There was general agreement among all the groups of experts we
interviewed, including the experts IOM convened, that condition alone is
insufficient for identifying appropriate types of patients for inpatient
rehabilitation, because not all patients with a condition on the list need
to be in an IRF. For example, stroke is on the list, but not all stroke
patients need to go to an IRF after their hospitalization. Similarly,
cardiac condition is not on the list, but some cardiac patients may need
to be admitted to an IRF. Among the experts convened by IOM, functional
status was identified most frequently as the information required in
addition to condition. Half of them commented on the need to add
information about functional status, such as functional need, functional
decline, motor and cognitive function, and functional disability.
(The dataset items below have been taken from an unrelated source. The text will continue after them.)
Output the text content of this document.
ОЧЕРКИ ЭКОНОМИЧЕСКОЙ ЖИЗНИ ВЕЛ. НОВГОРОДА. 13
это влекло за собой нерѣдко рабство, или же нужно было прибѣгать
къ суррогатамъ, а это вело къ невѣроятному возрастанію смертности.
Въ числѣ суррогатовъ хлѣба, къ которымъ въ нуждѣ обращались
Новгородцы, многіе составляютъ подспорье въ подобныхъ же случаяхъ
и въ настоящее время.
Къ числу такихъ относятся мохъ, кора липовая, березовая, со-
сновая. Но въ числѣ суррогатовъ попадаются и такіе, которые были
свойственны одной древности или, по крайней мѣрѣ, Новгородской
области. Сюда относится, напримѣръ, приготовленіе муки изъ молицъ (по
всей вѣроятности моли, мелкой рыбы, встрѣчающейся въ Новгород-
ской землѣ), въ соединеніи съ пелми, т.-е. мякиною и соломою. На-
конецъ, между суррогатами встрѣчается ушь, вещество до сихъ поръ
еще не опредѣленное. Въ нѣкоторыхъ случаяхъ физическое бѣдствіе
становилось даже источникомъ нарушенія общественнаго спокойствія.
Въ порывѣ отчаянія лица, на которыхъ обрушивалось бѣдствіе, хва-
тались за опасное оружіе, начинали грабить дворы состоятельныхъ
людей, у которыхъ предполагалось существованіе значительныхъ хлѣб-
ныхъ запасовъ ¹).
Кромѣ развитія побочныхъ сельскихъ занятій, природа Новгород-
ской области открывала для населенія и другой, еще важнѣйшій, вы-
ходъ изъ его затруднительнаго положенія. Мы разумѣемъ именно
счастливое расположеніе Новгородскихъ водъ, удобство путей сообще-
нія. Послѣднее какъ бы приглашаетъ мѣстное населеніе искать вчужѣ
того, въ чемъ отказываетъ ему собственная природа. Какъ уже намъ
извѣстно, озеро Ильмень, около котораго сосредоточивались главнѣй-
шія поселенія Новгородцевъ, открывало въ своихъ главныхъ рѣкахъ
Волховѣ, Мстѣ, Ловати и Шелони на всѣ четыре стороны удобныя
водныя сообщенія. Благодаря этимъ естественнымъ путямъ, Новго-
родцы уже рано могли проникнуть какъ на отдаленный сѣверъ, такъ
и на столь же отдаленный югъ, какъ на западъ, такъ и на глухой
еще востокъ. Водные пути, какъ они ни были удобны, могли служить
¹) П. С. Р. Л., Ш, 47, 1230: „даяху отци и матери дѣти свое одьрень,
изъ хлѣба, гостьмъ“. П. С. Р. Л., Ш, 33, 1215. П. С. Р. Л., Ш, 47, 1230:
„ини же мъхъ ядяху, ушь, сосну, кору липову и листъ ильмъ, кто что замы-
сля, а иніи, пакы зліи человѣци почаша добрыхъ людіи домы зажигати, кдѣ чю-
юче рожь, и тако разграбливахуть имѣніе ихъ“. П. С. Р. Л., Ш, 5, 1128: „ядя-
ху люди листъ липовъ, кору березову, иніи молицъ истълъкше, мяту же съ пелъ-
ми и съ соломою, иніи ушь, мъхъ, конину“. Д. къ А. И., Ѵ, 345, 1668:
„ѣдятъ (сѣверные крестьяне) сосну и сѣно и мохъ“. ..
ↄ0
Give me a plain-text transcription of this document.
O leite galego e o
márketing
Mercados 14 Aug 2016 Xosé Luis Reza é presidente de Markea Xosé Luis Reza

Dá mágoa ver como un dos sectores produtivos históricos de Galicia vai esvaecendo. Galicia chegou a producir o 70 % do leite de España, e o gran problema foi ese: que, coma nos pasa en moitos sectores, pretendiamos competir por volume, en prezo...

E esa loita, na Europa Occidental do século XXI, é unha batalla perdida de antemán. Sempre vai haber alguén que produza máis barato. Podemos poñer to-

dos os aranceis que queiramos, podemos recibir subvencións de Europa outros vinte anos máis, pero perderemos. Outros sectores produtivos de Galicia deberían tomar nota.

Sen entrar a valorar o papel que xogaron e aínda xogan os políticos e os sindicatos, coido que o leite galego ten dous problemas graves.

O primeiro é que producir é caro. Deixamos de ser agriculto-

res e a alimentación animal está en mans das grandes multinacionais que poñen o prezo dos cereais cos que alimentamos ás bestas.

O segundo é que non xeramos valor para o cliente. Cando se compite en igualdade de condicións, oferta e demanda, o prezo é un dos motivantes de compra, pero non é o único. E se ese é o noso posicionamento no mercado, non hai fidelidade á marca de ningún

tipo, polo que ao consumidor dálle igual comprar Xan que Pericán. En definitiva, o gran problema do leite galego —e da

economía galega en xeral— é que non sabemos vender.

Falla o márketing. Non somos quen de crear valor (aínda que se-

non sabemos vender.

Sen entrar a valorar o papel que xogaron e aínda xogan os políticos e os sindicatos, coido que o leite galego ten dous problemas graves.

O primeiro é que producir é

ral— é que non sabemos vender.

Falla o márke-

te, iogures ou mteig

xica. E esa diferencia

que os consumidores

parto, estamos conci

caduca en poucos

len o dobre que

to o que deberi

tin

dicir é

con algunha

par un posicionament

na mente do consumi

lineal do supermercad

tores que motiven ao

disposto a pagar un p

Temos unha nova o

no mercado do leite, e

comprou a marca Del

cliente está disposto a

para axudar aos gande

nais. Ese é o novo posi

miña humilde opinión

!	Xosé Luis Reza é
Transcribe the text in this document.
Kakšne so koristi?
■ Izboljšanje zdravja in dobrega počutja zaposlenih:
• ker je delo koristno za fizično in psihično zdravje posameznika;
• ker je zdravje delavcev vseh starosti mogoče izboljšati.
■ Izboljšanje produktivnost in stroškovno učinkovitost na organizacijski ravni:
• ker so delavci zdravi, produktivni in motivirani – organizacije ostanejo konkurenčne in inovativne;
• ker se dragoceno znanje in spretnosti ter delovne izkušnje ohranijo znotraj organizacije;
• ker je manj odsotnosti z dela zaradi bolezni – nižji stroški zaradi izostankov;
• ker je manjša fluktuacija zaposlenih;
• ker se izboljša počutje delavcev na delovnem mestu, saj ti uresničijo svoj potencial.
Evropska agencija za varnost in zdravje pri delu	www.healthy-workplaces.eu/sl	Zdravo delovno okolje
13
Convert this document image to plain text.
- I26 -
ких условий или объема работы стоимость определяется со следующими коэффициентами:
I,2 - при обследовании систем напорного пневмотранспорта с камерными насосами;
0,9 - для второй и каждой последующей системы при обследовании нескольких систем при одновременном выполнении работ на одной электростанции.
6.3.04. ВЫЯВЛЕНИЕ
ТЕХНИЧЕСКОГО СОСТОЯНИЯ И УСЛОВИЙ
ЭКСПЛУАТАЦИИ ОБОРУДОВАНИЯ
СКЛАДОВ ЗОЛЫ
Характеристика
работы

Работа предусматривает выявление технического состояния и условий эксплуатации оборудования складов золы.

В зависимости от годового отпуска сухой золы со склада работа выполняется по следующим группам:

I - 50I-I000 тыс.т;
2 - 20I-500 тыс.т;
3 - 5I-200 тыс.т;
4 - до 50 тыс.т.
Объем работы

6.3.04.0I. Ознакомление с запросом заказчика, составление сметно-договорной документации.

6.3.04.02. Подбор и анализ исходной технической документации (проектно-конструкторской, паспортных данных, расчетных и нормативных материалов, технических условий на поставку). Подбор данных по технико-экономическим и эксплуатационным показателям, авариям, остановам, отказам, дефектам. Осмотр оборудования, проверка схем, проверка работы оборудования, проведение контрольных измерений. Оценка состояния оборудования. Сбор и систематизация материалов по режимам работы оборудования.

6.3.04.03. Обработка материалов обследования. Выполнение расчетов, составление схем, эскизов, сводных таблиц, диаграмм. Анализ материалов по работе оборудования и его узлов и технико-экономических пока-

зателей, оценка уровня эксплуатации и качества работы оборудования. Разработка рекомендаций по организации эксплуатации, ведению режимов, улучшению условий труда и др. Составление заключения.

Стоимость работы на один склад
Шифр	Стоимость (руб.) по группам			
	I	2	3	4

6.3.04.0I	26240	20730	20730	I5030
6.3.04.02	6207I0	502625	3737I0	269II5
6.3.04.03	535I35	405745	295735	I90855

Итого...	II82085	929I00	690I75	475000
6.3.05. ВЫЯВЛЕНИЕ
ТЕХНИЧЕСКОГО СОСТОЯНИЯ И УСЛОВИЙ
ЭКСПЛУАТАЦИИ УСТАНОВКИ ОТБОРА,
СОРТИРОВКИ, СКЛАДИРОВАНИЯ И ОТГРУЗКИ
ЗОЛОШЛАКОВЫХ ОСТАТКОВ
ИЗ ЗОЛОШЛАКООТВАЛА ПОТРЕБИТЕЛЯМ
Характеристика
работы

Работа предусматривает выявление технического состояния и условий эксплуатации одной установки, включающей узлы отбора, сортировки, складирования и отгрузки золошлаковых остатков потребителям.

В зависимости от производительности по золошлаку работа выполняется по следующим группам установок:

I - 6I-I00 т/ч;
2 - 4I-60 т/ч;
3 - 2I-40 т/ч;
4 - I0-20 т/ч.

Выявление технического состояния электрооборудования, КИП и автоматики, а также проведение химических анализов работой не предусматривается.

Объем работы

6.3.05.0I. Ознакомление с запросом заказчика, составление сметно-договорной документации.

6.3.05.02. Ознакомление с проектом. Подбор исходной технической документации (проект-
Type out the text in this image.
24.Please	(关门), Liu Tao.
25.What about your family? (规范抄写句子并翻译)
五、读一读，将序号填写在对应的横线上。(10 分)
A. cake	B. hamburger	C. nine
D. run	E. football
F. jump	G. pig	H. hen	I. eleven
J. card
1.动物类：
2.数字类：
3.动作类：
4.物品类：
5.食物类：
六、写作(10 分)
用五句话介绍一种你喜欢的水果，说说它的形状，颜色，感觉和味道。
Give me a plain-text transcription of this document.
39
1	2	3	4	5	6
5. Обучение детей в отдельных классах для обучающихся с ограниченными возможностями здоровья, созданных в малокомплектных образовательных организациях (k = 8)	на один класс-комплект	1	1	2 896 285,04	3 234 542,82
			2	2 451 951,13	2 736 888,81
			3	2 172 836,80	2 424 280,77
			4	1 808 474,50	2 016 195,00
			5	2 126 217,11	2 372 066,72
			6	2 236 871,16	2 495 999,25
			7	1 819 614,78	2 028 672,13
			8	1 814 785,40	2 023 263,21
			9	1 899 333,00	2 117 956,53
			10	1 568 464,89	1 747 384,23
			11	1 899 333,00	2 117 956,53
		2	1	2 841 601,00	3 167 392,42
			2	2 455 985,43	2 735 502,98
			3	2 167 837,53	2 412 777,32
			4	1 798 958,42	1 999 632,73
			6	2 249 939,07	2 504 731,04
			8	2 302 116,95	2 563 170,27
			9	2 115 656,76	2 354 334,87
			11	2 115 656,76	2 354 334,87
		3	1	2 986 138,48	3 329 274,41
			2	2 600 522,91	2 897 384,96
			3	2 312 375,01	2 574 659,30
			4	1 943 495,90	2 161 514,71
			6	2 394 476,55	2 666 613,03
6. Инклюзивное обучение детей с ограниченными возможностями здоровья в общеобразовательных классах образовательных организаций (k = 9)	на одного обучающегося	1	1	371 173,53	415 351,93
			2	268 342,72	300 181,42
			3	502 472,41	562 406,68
However,
some of the experts convened by IOM recognized the challenge of
operationalizing a measure of function, and some experts questioned the
ability of the current assessment tools to predict which types of patients
will improve if treated in an IRF.16

We concluded that if condition alone is not sufficient for determining
which types of patients are most appropriate for IRFs, more conditions
should not be added to the list at the present time, and that future
efforts should refine the rule to increase its clarity about which types
of patients are most appropriate for IRFs. We recommended that CMS use the
information obtained from reviews for medical necessity, research
activities, and other sources to refine the rule to describe more
thoroughly the subgroups of patients within a condition that require IRF
services, possibly using functional status or other factors, in addition
to condition. CMS stated that while it expected to follow our
recommendation, it would need to give this action careful consideration
because it could result in a more restrictive policy than the present
regulations, and noted that future research could guide the agency's
description of subgroups.

                            Concluding Observations

As we stated in our report, we believe that action to conduct reviews for
medical necessity and to produce more information about the effectiveness
of inpatient rehabilitation could support future efforts to refine the
rule over time to increase its clarity about which types of patients are
most appropriate for IRFs. These actions could help to ensure that
Medicare does not pay IRFs for patients who could be treated in a less
intensive setting and does not misclassify facilities for payment.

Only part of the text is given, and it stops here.